Alana menatap Arlon. Arlon tersenyum padanya.
Arlon berjongkok ikut mengelus rambut Aila, “Aila sayang, gak tidur satu kamar, bukan berarti papa sama mama mau cerai!” Arlon menatap Alana, “Papa sayang sama mama, papa hgak akan mungkin nyerain mama!”.
Aila cemberut, “Seumur hidup Aila belum pernah tidur sama mama sama papa…! Aila pengen deh sehari aja tidur sama kalian berdua!”
Arlon tersenyum, “Buat anak papa yang cantik, Papa gak bisa nolak!” Arlon mengelus rambut Aila penuh kasih sayang.
Alana benar-benar tak percaya, Arlon bisa berubah sedrastis ini.
Aila dan Arlon menatap Alana,
“Boleh kan ma? Mama gak usah ke kamar bibi, nanti Aila janji, Aila grusak grusuk tidurnya biar kasurnya gak sempit!”
Alana tersenyum, ia mengelus pipi Aila. Tak ada pilihan lain selain mengiyakan, ia tak mau merusak kebahagiaan Aila.
Meskipun sudah memutuskan berpisah, tapi mereka masih punya kewajiban membesarkan Aila selayaknya seperti anak-anak lainnya, Alana sama sekali tidak mau pertumbuhan dan perkembangan Aila terganggu cuma gara-gara keegoisannya.
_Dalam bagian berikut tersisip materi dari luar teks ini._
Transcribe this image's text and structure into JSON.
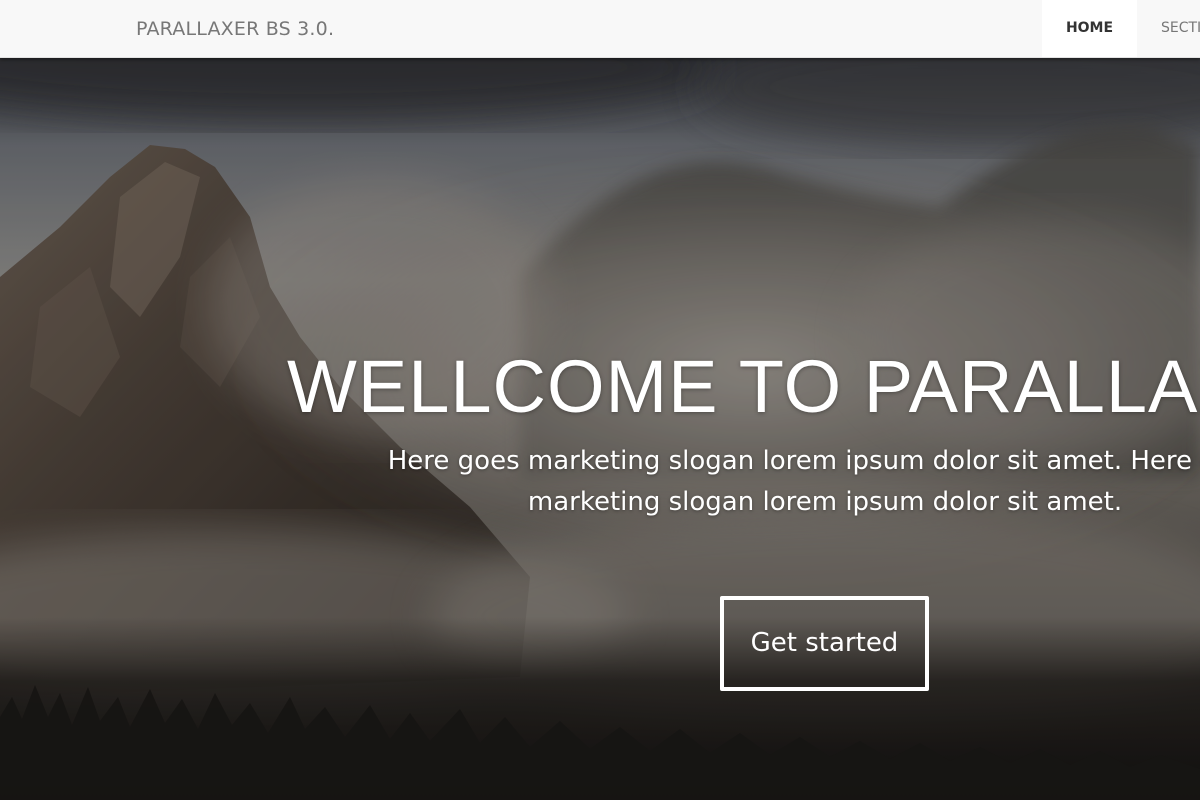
{
  "navbar": {
    "brand": "PARALLAXER BS 3.0.",
    "items": [
      {
        "label": "HOME",
        "active": true
      },
      {
        "label": "SECTION",
        "active": false
      }
    ]
  },
  "hero": {
    "title": "WELLCOME TO PARALLAXER",
    "slogan": "Here goes marketing slogan lorem ipsum dolor sit amet. Here goes marketing slogan lorem ipsum dolor sit amet.",
    "cta_label": "Get started"
  },
  "colors": {
    "navbar_bg": "#f8f8f8",
    "brand_text": "#777777",
    "active_nav_bg": "#ffffff",
    "active_nav_text": "#333333",
    "hero_text": "#ffffff"
  },
  "icons": {
    "hero_background": "misty-mountain-photo"
  }
}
Alana tidur dengan memunggungi Aila dan Arlon.
Aila mendekap Alana erat, “Aila bahagia bangggeettt! Nanti kalo Aila ulang tahun, Aila minta kita gini lagi ya…!” seru Aila penuh bahagia.
“Ini sudah malam sayang, besok lagi ya bicaranya!” Seru Alana masih tetap tidur dengan memunggungi mereka.
Arlon mengelus rambut Alana, Alana menghempaskannya. Arlon menyimpan lengannya tepat diatas lengan Aila yang sedang memeluk Alana, Aila kembali menghempaskannya.
Arlon merasa sedih dan kecewa, karena Alana ternyata benar-benar mampu berpisah dengannya.
≈Ω◊Ω◊Ω◊Ω ≈

Alana merasa Ada yang memainkan Anak rambutnya dan mengecup rambutnya berkali-kali.
Alana membuka matanya, ia lihat jari-jari Arlon sedang menyisiri rambut Alana. Ya, sejak dulu Arlon memang senang memainkan anak rambut Alana. Namun sekarang kondisinya berbeda, Arlon bukan siapa-siapa Alana lagi dan ia tak berhak melakukan itu pada Alana.
Alana berbalik, “ Berhentilah bersikap seperti anak kecil, hubungan kita sudah berakhir, kamu tidak sepantasnya melakukan itu padaku!” Seru Alana penuh penekanan.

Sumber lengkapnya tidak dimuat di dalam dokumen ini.